Этим Он показал, что теперь ты Его, Боженькина девочка, Ему принадлежишь. Сам Он очень хотел, чтоб ты была Его, Он любит тебя.

Но знай, Наденька, все, что будет в твоей жизни трудного — болезни, страдание — по воле Его. Нужно это Ему и тебе нужно. Не противоречь воле Его, все принимай. Не спрашивай, зачем. Потом, может не скоро, поймешь. Он все Сам покажет тебе.

Прасковья Гавриловна увлеклась, высказывая то, что последнее время ей стало особенно ясно, забыв, что Наденька еще очень маленькая. Но девочка слушала внимательно, и по выражению ее личика стало понятно, что она чутко воспринимает.

На другой день было воскресенье. Прасковья Гавриловна приготовила обед, а потом легла.

Что-то устала я, после пообедаю.

Долго лежала.

«Наверное, заснула» — подумали Петр с Натальей. — Может не будить?

Но Петр решил все-таки подойти к ней. Что-то странное показалось ему, хотя он сразу не понял, что именно. Тронул ее за плечо. Она была твердая и холодная.

 

VI

 

После смерти Прасковьи Гавриловны Таля решила сама поговорить с дочкой о Боге. Она Бога не отрицала, считала себя верующей, но была фаталисткой, которая больше всего верит в судьбу. Она вспоминала молодых людей, с кем встречалась. Все они умерли. Русанова, ее единственную большую любовь, расстреляли. Судьба. За Петра вышла только потому, что он единственный оставался живой и здоровый. Значит он — судьба? Им надо руководить, он же слабый, да еще, чтоб побаивался, иначе никак. Это муж?
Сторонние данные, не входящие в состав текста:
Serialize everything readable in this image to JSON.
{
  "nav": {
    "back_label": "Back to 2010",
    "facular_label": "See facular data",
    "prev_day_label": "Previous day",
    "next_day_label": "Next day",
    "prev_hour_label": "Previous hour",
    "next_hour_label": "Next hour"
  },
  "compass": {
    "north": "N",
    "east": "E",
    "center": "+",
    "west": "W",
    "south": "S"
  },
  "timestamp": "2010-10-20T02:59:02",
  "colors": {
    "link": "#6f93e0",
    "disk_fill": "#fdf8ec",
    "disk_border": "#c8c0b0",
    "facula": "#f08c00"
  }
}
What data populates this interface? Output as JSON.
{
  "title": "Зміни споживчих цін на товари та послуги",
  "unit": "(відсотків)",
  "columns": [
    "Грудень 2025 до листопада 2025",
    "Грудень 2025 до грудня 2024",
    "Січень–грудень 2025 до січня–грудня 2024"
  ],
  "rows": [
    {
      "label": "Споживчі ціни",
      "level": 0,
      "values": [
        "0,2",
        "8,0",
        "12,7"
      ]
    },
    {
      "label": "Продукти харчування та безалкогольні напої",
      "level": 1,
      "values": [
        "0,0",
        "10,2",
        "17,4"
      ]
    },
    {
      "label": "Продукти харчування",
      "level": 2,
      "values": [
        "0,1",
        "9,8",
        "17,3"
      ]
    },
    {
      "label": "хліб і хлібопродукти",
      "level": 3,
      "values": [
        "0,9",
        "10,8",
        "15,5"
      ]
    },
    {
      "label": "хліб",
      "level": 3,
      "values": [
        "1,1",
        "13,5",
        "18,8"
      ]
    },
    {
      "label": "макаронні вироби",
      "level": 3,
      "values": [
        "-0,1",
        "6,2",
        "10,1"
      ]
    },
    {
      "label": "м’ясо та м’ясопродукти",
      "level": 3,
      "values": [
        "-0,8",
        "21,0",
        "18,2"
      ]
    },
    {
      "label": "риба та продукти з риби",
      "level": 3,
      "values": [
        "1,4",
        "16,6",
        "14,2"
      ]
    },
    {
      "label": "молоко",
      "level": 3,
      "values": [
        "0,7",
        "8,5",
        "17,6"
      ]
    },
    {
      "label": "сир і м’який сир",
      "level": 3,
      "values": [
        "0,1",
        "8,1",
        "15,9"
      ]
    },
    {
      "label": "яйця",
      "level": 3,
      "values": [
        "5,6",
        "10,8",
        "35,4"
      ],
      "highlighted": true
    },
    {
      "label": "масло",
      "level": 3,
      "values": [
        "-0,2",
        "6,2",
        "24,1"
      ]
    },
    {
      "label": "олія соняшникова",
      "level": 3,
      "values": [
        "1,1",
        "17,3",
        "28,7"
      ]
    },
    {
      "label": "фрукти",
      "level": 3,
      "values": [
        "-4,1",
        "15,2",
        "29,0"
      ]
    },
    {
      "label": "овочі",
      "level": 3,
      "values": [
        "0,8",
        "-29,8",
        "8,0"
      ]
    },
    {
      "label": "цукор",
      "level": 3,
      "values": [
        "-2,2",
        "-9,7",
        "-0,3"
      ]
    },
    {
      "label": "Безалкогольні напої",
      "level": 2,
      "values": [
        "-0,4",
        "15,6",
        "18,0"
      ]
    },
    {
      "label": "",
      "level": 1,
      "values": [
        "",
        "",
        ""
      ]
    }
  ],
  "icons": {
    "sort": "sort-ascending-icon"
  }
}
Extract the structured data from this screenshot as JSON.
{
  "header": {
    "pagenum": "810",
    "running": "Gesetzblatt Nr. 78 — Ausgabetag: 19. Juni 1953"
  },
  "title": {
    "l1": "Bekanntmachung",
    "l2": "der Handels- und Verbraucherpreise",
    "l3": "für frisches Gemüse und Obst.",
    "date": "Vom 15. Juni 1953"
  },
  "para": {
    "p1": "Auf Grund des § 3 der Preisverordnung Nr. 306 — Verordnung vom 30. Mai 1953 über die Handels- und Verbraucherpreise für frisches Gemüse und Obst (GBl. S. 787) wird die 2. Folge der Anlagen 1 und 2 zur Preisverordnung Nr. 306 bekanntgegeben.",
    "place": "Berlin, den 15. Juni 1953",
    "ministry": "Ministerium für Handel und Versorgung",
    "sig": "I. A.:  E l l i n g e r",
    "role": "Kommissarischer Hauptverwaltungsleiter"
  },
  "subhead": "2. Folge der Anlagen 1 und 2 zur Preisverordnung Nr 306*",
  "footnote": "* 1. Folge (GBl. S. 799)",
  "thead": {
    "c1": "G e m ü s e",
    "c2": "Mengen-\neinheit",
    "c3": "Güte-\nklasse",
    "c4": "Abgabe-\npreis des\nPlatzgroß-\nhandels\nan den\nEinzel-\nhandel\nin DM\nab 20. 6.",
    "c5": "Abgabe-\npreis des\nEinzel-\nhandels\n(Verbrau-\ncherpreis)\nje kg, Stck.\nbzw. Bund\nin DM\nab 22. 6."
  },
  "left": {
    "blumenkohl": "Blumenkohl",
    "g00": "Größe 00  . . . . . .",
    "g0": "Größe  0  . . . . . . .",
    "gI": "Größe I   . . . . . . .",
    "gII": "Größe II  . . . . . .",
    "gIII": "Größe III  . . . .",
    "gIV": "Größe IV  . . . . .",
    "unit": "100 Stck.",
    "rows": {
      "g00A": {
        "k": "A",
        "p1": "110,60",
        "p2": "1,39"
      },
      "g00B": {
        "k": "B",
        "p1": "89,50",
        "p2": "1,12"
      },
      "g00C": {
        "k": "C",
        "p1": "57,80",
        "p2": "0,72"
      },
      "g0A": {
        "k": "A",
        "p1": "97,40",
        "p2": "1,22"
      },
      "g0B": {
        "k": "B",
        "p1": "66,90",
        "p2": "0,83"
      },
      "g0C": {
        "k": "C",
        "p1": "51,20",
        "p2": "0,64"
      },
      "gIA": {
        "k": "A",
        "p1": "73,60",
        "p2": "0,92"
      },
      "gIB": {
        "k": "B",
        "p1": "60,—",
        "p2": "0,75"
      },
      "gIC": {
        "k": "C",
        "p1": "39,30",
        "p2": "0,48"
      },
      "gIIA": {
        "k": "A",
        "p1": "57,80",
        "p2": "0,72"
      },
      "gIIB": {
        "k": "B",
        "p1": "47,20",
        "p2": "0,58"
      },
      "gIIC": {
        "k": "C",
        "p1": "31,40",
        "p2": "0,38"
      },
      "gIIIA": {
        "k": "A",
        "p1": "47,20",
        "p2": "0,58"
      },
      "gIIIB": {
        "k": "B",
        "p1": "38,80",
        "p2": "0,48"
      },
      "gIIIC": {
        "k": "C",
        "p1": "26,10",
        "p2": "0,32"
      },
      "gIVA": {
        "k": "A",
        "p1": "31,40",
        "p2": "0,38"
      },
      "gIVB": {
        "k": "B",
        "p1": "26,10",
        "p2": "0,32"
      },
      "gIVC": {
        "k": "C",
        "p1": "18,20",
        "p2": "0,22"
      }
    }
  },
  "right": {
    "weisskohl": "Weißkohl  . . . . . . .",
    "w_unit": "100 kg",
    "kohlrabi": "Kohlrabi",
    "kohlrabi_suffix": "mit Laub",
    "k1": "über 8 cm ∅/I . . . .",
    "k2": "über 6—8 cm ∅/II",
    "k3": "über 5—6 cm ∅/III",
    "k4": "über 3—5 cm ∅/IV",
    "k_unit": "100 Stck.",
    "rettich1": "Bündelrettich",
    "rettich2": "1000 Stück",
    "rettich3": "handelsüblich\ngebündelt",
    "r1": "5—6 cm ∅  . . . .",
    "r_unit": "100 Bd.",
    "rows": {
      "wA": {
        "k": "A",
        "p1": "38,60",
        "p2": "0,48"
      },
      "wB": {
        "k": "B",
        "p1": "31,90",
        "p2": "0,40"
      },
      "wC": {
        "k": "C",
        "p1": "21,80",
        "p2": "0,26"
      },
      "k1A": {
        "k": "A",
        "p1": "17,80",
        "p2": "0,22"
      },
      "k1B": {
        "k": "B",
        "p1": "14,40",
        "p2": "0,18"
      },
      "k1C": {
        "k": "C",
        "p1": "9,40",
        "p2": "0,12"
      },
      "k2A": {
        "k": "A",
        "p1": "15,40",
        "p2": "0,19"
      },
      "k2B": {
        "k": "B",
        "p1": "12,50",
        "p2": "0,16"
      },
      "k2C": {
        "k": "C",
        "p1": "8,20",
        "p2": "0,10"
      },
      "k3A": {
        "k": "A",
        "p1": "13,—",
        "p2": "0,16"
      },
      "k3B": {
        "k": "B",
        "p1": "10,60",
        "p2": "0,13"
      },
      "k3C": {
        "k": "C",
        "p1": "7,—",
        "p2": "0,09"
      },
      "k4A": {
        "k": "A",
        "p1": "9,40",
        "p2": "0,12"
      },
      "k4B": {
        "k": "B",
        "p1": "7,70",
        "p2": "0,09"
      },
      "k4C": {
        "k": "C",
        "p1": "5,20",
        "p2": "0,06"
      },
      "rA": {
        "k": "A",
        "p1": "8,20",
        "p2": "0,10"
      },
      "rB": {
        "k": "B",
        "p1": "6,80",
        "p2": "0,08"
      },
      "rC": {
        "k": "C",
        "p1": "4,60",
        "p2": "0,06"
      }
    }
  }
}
И снова, как порой на нее находило, она представила свой идеал: мужчину сильного, и внешне, и внутренне, который бы направлял, даже подчинял ее себе, и была б в их семье его единая воля. Она бы вокруг, как повилика, вокруг твердого стебля, вилась и знала бы, что делать, и именно это бы делала… Русанов…

Такие воспоминания отвлекали от мыслей о Боге, точнее о том, как повести разговор о Нем с Наденькой. Приобщить к истинной вере, которой у нее самой не было, она не собиралась, но с помощью Бога научить послушанию, причем полному, было важно. Сейчас Наденька хорошая спокойная девочка, но что потом? Очень не нравились ей непослушные дети. Такие что угодно выдумают, на шею сядут, а их капризы исполняй? Ребенок всегда должен желания матери исполнять.

В Наденьке она всегда чувствовала внутреннюю силу, волю. Взять хотя бы больницу. А если она и со мной станет волю свою проявлять? Мне плохо придется. Подавить надо эту волю, не упустить момент.

Таля научила дочку молитве «Отче наш», затем рассказала, что Бог и на небе, и на земле, все видит и все знает.

А меня Боженька любит?

Бог не человек, чтобы любить. Но когда ты не слушаешься маму, Он наказывает.

А если слушаюсь?

Тогда все нормально, наказания нет.

Значит, главное занятие Бога — наказывать?

Конечно! Особенно деток, если они не слушаются маму. Тогда Он так накажет, так накажет… — произнесла мама таким грозным голосом, что дочке сразу стало страшно. Она даже побоялась спросить, как же именно Он накажет, потом долго придумывала Его наказание, и было еще страшнее.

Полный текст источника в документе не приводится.